This is the protocol for Ear Infections:
Let’s break it down!
There are two basic ear infections that you’ll need to be able to identify and treat: Otitis Media (inflammation of the middle ear) and Otitis Externa (inflammation of the outer ear). Before we begin, let’s review some basic ear anatomy:
The outer ear refers to the external canal of the ear….the part you stick your finger into. The separation between the outer ear and the middle ear is the tympanic membrane (“eardrum”), which is going to be a key structure to identify during the examination process. There is also an “inner ear”, which consists of the cochlea, nerves, etc. However, infections here are very uncommon.
Otitis media is an infection of the middle ear and it’s by far the most common, affecting about 11% of the global population per year. Children under the age of 5 make up the majority of cases; their narrow Eustachian tubes make them particularly vulnerable to viruses and bacteria that can become lodged inside the middle ear. Not particularly common for soldiers, but it should always be checked for if the soldier exhibits signs of an upper respiratory infection, as this is usually what causes these infections.

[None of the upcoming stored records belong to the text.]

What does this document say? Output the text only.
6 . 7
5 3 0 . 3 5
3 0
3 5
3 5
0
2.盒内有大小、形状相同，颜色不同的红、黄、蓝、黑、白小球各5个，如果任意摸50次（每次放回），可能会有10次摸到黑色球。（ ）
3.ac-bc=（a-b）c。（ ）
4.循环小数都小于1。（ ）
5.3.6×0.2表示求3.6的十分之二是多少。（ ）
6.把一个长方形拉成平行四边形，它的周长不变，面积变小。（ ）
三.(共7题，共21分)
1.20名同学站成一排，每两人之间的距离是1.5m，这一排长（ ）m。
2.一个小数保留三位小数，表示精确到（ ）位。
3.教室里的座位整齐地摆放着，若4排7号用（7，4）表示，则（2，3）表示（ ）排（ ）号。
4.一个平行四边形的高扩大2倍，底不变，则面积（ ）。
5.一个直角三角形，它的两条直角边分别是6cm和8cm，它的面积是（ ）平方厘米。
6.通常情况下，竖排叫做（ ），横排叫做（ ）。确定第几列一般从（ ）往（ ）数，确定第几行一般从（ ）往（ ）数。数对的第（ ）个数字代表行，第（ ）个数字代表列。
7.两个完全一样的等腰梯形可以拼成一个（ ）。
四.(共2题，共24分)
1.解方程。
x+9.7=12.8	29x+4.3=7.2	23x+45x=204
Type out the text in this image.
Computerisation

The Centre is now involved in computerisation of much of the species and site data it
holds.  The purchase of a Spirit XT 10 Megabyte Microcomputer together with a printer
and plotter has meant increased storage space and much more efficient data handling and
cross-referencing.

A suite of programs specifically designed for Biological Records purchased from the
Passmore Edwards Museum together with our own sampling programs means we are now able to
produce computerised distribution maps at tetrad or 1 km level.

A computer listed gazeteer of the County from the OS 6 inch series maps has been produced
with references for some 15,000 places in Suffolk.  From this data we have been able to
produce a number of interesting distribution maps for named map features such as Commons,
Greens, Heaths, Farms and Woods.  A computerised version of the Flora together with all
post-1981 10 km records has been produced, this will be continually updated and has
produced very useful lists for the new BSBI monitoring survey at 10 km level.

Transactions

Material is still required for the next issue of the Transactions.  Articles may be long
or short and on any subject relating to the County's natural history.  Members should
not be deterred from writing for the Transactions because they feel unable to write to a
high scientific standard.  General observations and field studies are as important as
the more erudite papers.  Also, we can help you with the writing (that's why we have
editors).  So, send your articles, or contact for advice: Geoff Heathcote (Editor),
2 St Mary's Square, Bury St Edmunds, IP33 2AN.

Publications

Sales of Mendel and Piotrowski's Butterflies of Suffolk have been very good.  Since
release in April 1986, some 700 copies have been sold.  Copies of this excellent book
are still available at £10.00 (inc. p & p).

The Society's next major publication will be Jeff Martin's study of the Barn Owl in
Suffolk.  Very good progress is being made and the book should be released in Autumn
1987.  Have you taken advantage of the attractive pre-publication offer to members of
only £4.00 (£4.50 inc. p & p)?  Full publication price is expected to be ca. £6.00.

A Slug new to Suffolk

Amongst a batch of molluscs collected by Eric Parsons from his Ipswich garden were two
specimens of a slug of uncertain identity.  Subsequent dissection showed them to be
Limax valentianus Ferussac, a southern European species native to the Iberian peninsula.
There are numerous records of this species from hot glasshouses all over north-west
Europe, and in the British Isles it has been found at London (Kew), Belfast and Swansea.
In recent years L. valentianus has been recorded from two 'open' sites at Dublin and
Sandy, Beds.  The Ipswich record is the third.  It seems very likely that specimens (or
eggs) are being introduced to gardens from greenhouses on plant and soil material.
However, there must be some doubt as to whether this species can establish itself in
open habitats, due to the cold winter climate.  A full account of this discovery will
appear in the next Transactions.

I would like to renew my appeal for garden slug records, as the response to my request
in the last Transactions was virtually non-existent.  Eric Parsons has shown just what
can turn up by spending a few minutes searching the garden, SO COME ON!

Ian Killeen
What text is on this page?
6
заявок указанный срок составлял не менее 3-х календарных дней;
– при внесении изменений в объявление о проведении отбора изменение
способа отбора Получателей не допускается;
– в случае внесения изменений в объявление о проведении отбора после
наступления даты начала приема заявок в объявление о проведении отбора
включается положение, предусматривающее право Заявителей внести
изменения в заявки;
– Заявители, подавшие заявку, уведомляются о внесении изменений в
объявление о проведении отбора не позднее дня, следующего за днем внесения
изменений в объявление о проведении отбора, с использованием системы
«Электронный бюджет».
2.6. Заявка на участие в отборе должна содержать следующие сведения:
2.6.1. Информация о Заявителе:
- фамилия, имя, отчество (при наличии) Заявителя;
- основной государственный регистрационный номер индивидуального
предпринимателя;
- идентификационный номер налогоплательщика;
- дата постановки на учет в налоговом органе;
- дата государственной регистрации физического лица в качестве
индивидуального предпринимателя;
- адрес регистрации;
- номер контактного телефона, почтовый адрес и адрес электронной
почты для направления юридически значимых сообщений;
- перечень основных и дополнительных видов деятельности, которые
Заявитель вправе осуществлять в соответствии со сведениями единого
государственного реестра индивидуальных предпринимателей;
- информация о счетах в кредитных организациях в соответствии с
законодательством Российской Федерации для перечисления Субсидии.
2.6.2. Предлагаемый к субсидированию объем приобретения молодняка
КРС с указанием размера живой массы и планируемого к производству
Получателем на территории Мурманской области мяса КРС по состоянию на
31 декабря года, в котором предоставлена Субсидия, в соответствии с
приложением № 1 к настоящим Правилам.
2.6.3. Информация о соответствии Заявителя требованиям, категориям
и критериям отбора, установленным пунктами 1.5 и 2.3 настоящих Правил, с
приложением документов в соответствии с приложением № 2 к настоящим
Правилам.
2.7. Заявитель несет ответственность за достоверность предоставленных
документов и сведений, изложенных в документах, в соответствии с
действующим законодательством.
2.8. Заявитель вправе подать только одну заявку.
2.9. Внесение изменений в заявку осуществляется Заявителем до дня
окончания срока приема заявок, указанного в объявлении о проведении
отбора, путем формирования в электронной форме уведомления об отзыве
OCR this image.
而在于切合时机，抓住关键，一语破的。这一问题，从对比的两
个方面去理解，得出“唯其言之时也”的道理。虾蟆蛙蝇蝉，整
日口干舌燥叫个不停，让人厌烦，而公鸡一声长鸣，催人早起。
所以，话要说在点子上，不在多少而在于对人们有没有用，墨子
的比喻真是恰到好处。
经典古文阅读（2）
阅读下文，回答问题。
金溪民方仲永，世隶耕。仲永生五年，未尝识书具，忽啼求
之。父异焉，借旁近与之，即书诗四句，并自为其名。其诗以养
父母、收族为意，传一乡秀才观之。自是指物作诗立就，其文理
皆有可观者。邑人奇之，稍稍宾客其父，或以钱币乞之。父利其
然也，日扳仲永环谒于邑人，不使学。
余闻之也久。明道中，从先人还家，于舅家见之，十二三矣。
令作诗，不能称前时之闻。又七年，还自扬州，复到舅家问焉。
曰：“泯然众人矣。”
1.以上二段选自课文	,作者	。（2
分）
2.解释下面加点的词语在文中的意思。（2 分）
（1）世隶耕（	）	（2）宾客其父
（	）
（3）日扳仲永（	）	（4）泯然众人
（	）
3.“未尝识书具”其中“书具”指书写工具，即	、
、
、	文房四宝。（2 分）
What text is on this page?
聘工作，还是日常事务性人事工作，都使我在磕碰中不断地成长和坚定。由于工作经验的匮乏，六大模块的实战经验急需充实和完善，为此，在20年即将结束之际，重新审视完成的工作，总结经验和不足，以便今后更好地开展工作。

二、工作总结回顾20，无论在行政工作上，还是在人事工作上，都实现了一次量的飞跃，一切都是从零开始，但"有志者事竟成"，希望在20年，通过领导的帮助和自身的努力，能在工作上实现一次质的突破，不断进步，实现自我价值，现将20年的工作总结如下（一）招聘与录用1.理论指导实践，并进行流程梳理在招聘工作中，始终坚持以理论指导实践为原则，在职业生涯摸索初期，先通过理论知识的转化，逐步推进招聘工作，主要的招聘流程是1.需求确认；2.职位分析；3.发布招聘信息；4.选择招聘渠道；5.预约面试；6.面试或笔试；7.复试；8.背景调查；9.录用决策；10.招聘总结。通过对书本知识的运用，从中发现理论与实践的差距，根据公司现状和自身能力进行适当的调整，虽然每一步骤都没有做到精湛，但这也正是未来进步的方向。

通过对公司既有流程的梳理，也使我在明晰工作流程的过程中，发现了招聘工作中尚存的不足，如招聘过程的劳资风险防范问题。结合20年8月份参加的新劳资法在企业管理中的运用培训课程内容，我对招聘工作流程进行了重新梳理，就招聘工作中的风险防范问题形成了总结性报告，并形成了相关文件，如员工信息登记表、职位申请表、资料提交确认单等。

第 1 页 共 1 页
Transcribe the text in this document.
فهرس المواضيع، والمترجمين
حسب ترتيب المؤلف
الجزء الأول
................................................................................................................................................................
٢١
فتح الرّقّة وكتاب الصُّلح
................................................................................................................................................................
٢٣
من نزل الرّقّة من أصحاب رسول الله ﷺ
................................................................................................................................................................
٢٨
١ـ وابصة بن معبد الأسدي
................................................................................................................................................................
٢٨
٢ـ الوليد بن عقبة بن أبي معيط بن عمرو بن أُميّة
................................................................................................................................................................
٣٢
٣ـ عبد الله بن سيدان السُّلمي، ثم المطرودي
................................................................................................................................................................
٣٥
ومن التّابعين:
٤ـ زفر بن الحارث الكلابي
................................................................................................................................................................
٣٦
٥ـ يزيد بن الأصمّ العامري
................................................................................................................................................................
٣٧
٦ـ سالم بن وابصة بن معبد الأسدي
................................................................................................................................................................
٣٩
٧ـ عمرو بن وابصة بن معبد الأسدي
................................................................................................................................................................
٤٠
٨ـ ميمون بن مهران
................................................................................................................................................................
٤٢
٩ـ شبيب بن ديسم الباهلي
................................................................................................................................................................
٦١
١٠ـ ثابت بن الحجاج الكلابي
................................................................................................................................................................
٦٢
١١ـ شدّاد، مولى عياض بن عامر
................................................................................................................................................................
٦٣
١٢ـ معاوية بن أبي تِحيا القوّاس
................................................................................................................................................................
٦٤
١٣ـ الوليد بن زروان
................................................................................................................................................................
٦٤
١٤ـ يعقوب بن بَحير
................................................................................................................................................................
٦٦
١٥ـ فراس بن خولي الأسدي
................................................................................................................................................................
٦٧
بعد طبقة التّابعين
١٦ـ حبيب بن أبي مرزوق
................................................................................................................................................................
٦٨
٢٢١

Otitis externa is an infection of the external ear. It’s often referred to as “swimmers ear” because bacteria commonly enters the ear canal via water and settles in the now moist environment Affects about 1-3% of people every year. For soldiers in dirty environments with nasty fingers, it wouldn’t be hard for them to pick up this infection.
Patients with otitis media will almost always have a history of upper respiratory infection. During your exam, they may tell you that they have “difficulty hearing” or “pain in my ear”. These are both due to the increased pressure built up in the middle ear from fluid/pus. The pressure may be strong enough to cause a noticeable bulging in the tympanic membrane. This is a picture comparing a normal ear with an ear w/ a bulging TM:
The earliest symptom for most patients with otitis externa is a purulent discharge, which occurs in about 60% of patients. Pain is the next one, which occurs in 70% of patients. If the patient has been out swimming or been in a warm, moist climate, then you should suspect this w/o even having to look. The video shows what it’ll look like when you examine the patient’s ear:
And if you don’t remember how to properly examine an ear, check out this video for review:
Although otitis media can technically be caused by both viruses and bacteria, we tend to treat it as a bacterial infection. It is rather unusual for adults to get an acute case of otitis media, and the complications can be significant, so we tend to err on the side of caution. With that being said, Moxifloxacin and Azithromycin are both solid choices to help cover the most common causative agents: S. pneumoniae, nontypeable H. influenzae, and M. catarrhalis. For what it’s worth, Augmentin is also quite favorable as an antibiotic treatment.
The treatment for otitis externa is slightly different. This isn’t mentioned in the protocol, but before you proceed with antibiotic treatment, you’ll want to remove any debris or wax buildup from the external auditory canal. This will help with pain relief, as well as provide a much clearer path for topical antibiotics. This is a brief video on how to perform an irrigation:
*To help loosen the cerumen, use a warm water mix w/ hydrogen peroxide!
When you’re done, you’ll need to inspect the ear once more to ensure that the debris is cleared and that the tympanic membrane is still intact. If it’s perforated, the treatment will change! (Oral antibiotics are given instead of topical)
Once the affected ear canal is mostly clear, you can administer Gatifloxacin, a topical quinolone antibiotic. Although gatifloxacin is technically only supposed to be used for eye infections, it’s known to be highly effective for ear infections as well. Using gatifloxacin for both eyes and ears helps reduce the number of drugs you need to keep on hand.
Naturally, the patient will be in quite some pain. NSAIDs and Tylenol from the Pain Management protocol will typically suffice.
Most cases of ear infections are not problematic. With treatment, most patients with otitis externa will improve in 1-3 days and completely resolve within a week. For otitis media, symptoms will improve between 2-3 days, with fluid potentially lingering for up to 3 months.
But if the symptoms aren’t resolving within the treatment time frame, then a Routine evacuation will have to happen in order to prevent more serious issues from occurring, such as mastoiditis, hearing loss, meningitis, etc.
For patient education, be sure to tell your otitis externa patients to avoid swimming for at least 3-4 weeks and to avoid sticking anything in their ears! We wouldn’t want to have them come back twice.
Till next time!
- EMRAP Corependium: Infectious Ear Emergencies
- Monasta, L; Ronfani, L; Marchetti, F; Montico, M; Vecchi Brumatti, L; Bavcar, A; Grasso, D; Barbiero, C; Tamburlini, G (2012). “Burden of disease caused by otitis media: systematic review and global estimates”. PLOS ONE. 7 (4): e36226. Bibcode:2012PLoSO…736226M. doi:10.1371/journal.pone.0036226
- Advanced Tactical Paramedic Protocols Handbook. 10th ed., Breakaway Media LLC, 2016.